Police say the gunfire followed a fight near the main stage and left one man dead and two other people wounded.
MIAMI, FL — A 22-year-old North Miami Beach man has been arrested and charged after a shooting late Sunday at the Taste of Miami Karnival in Little Haiti killed one man and wounded two other people, police said.
The arrest came days after the gunfire cut through a festival meant to celebrate Caribbean culture near Northeast Second Avenue and Northeast 62nd Street. Investigators say the shooting was targeted, not tied to the event itself, but it shook a neighborhood gathering that drew families and heavy police presence. The case now centers on what sparked the fight, whether others involved will face charges and how prosecutors will handle a claim of self-defense made by the man in custody.
Police say the shooting happened just after 11:20 p.m. Sunday, near the end of the Second Annual Taste of Miami Karnival. Officers assigned to the event heard gunfire, and a ShotSpotter alert also picked it up near the main stage. When officers moved in, they found three people hit. One of them, 23-year-old Kitchner Cyrille, had been shot in the chest and was taken to Jackson Memorial Hospital’s Ryder Trauma Center, where he died. A second man was found with multiple gunshot wounds and was hospitalized in critical condition. A woman who was shot in the legs was treated and later released. In the first hours after the violence, Miami Police Chief Manny Morales said the shooting appeared to be a targeted act and had “no connection to the festival whatsoever,” even though it unfolded in the middle of the event.
As detectives worked through witness accounts and video, the picture they described became more specific. Police spokesman Mike Vega said surveillance footage showed a fight in the crowd before the gunfire. He told local reporters the images showed “some sort of fight” and a scuffle between two men before the shooter pulled a gun and opened fire. Investigators later said the same footage showed associates of the suspect going through Cyrille’s pockets as he lay on the ground before they blended back into the crowd. Police have not publicly said what, if anything, was taken. They also have not publicly identified the second wounded man or the woman who was struck. One unresolved point is how many people, beyond the gunman, may have played a role in the confrontation that came just before the shooting.
Detectives said video from the area did more than capture the fight. It also helped them track the suspected shooter’s movements before and after the attack. According to the arrest form, cameras showed a black Dodge Charger in the area before the shooting, and license plate readers later helped police follow that lead. Investigators said the suspect returned to a nearby parking lot after the shots were fired, paced near the car, got inside with others and left. Officers later found the Dodge Charger at a home in Pembroke Pines and began surveillance there.
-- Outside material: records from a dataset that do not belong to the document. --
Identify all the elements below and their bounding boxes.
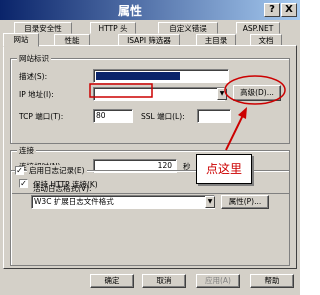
close-button[interactable]: X xyxy=(281,3,297,17)
tab-aspnet[interactable]: ASP.NET xyxy=(236,22,280,34)
ssl-port-input[interactable] xyxy=(197,109,231,123)
ip-label: IP 地址(I): xyxy=(19,90,54,99)
site-id-title: 网站标识 xyxy=(17,53,51,64)
site-id-group: 网站标识 描述(S): IP 地址(I): ▼ 高级(D)... TCP 端口(… xyxy=(10,53,290,144)
ssl-port-label: SSL 端口(L): xyxy=(141,112,185,121)
help-title-button[interactable]: ? xyxy=(264,3,280,17)
log-format-label: 活动日志格式(V): xyxy=(33,184,92,193)
log-properties-button[interactable]: 属性(P)... xyxy=(221,195,269,209)
ok-button[interactable]: 确定 xyxy=(90,274,134,288)
tab-http-headers[interactable]: HTTP 头 xyxy=(90,22,136,34)
advanced-button[interactable]: 高级(D)... xyxy=(233,85,281,101)
ip-address-select[interactable] xyxy=(93,87,225,101)
tab-website[interactable]: 网站 xyxy=(3,33,39,47)
desc-selection xyxy=(96,72,180,80)
tcp-port-input[interactable]: 80 xyxy=(93,109,133,123)
chevron-down-icon[interactable]: ▼ xyxy=(217,88,227,100)
apply-button[interactable]: 应用(A) xyxy=(196,274,240,288)
enable-logging-label: 启用日志记录(E) xyxy=(27,165,87,176)
tab-panel: 网站标识 描述(S): IP 地址(I): ▼ 高级(D)... TCP 端口(… xyxy=(3,45,297,269)
cancel-button[interactable]: 取消 xyxy=(142,274,186,288)
connection-title: 连接 xyxy=(17,145,36,156)
log-format-select[interactable]: W3C 扩展日志文件格式 xyxy=(31,195,215,209)
tcp-port-label: TCP 端口(T): xyxy=(19,112,64,121)
tab-custom-errors[interactable]: 自定义错误 xyxy=(158,22,218,34)
desc-input[interactable] xyxy=(93,69,229,83)
help-button[interactable]: 帮助 xyxy=(250,274,294,288)
annotation-callout: 点这里 xyxy=(196,154,252,184)
enable-logging-checkbox[interactable]: ✓ xyxy=(15,166,24,175)
chevron-down-icon[interactable]: ▼ xyxy=(205,196,215,208)
window-title: 属性 xyxy=(117,4,142,18)
properties-dialog: 属性 ? X 目录安全性 HTTP 头 自定义错误 ASP.NET 网站 性能 … xyxy=(0,0,300,295)
title-bar: 属性 ? X xyxy=(0,0,300,20)
desc-label: 描述(S): xyxy=(19,72,48,81)
logging-group: ✓ 启用日志记录(E) 活动日志格式(V): W3C 扩展日志文件格式 ▼ 属性… xyxy=(10,165,290,266)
On Thursday, police followed the car through parts of Broward and Miami-Dade counties before making a felony traffic stop just before 11:45 a.m. Authorities detained Jamesly Mezime and two other people, then took all three to the homicide office for questioning. Police have not announced charges against anyone else.
Mezime, 22, was later booked into jail on one count of second-degree murder and two counts of attempted murder. Police identified Cyrille as the man who died. At bond court Friday, a judge ordered Mezime held without bond, according to local reports, and also ordered him to stay away from the surviving victims if he is released. Investigators have said Mezime gave a statement after his arrest. In that account, described in local coverage of the arrest report, he said someone pushed or tugged him from behind in the crowd, that one man punched him in the face, and that another man in a blue hoodie reached toward his waistband for a gun. Mezime said he fired in self-defense and ran. Witness accounts cited by police point in a different direction. Vega said investigators had been told the dispute may have involved an ex-girlfriend the men once had in common. That possible motive has not been laid out in court in full, and police have not released a more detailed probable-cause narrative beyond what local outlets described from the arrest paperwork.
The shooting left behind a very different image from the one festival organizers and families expected. Cellphone and surveillance video showed people sprinting away from the main stage, some grabbing children as they ran. Shoes and clothing were left scattered on the pavement as paramedics and officers moved in. Supa Cindy, one of the event hosts, told local television that the crowd had felt safe before the shots because officers were visible throughout the area. A witness who spoke to Local 10 said she first heard two shots, turned, and saw a young man lying on the ground unresponsive as people rushed in every direction. For Cyrille’s family, the public scene quickly became private grief. His aunt, Chrislyne Brumaire-Florence, said the family had gone to the event as part of a Little Haiti tradition and was now trying to adjust to what she called “a nightmare.” She described her nephew as a Miami Edison Senior High School graduate who loved track and said his death had left a hole in the family.
The case stood Saturday with Mezime jailed at the Turner Guilford Knight Correctional Center and the homicide investigation still active. The next milestones are the continued court proceedings on the murder and attempted murder charges and any decision by detectives or prosecutors on whether others seen on video will also be charged.
Author note: Last updated April 18, 2026.